This post originally appeared on the Middle Places blog in March, 2015.
Lately I’ve been shedding expectations faster than most people are shedding winter clothes in the watery March sunshine. A week or so ago, my therapist tossed the word “sabbatical” into the room the same way someone might throw a bouquet of roses at a dancer after a grand performance or a life preserver at a drowning person. Maybe I’m a drowning performer who needs a flowery rescue. Either way, I snatched it out of the air and tucked it greedily into the pocket of my mind, turning it over and over, rubbing it, worrying it, smoothing it away with thought fingers.
I thought to myself, “All these expectations are swirling around me: some real, some imagined, some belong to other people and I don’t even know if I am failing or exceeding all around town without so much as a second thought. But what if…well, what if I just didn’t? What if instead of failing, meeting or exceeding, I just started being? What’s the worst thing that could happen?
I envisioned 3 scenarios:
1.) Some people would be very disappointed, and maybe even a little upset.

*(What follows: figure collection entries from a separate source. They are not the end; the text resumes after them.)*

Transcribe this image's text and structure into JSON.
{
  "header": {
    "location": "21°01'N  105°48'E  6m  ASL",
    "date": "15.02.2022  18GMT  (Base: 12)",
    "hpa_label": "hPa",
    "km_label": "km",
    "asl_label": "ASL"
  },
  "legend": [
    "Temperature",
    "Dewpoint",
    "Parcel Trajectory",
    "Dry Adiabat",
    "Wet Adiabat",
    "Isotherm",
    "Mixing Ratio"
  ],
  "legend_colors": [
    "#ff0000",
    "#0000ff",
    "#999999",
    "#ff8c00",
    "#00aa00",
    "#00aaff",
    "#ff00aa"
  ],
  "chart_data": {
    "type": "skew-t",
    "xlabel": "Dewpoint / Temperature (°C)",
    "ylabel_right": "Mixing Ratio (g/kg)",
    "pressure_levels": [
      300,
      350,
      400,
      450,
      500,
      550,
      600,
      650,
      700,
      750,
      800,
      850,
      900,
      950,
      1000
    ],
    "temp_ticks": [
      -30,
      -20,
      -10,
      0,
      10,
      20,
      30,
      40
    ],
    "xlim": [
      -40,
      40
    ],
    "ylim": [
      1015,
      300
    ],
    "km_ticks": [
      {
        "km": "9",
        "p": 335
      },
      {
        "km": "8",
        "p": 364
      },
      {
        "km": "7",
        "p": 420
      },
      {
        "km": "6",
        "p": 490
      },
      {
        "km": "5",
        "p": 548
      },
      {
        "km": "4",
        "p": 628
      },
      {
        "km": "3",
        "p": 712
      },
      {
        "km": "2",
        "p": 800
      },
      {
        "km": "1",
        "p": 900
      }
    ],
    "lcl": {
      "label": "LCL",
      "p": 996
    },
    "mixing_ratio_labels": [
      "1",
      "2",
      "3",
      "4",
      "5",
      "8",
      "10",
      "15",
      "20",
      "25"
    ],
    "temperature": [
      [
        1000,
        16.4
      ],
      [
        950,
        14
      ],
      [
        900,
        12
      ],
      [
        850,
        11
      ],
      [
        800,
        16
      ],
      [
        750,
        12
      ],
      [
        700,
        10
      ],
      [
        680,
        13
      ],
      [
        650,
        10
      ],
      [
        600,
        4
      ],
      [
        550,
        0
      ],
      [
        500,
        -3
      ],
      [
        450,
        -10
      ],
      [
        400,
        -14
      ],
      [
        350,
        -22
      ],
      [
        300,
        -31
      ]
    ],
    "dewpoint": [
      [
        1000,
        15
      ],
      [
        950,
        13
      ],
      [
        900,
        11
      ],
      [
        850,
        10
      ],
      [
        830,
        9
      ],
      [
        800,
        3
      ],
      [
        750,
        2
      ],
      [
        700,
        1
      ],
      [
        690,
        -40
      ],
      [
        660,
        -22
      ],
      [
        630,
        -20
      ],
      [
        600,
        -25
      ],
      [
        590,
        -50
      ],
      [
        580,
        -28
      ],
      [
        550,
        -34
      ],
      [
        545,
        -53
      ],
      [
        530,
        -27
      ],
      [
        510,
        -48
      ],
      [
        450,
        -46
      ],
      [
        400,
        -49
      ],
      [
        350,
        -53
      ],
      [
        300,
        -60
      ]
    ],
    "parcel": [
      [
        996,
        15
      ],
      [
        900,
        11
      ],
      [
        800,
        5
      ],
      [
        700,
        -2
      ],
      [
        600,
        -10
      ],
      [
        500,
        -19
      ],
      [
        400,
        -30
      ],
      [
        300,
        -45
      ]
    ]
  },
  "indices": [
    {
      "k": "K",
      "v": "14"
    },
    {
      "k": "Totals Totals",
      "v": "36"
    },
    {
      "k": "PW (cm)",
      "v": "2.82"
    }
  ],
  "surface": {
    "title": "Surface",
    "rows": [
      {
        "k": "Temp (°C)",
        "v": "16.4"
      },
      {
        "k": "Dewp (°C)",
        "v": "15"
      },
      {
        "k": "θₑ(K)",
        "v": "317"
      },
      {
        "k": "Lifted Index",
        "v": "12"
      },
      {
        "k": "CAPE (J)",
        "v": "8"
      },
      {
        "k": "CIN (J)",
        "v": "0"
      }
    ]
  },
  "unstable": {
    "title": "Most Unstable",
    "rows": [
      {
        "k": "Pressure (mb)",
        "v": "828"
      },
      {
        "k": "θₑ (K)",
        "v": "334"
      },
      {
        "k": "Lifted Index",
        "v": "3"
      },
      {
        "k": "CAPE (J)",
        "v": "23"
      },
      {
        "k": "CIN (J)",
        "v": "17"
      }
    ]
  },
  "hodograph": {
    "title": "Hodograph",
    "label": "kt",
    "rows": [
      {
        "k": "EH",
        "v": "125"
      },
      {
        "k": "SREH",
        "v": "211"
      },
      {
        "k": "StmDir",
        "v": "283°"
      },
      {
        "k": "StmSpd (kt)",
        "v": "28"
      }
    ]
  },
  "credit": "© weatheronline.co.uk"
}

2.) Some people would be a little jealous of my new-found freedom.
3.) Many would not even notice because the reality is most people don’t think of me often enough to have expectations.
We do ourselves more than a disservice when we allow what other people may think of us to weigh too heavily in our lives. In fact, I think we’re making ourselves a little crazy with all the measuring up, comparing, worrying and wondering. We’re robbing ourselves of both sleep and peace. What if we gave ourselves permission to drop out of the rat race, to meander by the side of the road and collect daisies?
I’m not so naive to think we can spend the rest of our days in a hermitage on a tropical island (oh, don’t I wish that I could?), or that we can binge watch Netflix while eating cheetos until we become one with the sofa, but most of us have been caught in the same patterns of worrying and beating ourselves up for so long we’ve ceased living out our purpose all the same. What if we tried living differently?
I’m calling “Ally Ally in Free” which literally translates from the German phrase “alle alle auch sind frei” or “everyone is also free.” We are all free – me and you- free from the expectations, mostly unstated, we have for other people, but most of all, free from the weight of all the expectations I believe are placed upon me. For the next ten months, I’m only letting a few, wise, genuinely-invested-in-my-best-interest people have a voice in my life. I’m saying no, backing down. I need to relearn who I am when I’m not putting on a performance for anyone else.
Meanwhile, I’ll read books, and growing succulents, and write, and think, and serve within my calling, not because I feel compelled to fill a spot. The real me will say her real thoughts, and feel her real feelings. Some people aren’t going to like it, but unfortunately I left my concern in my other pants.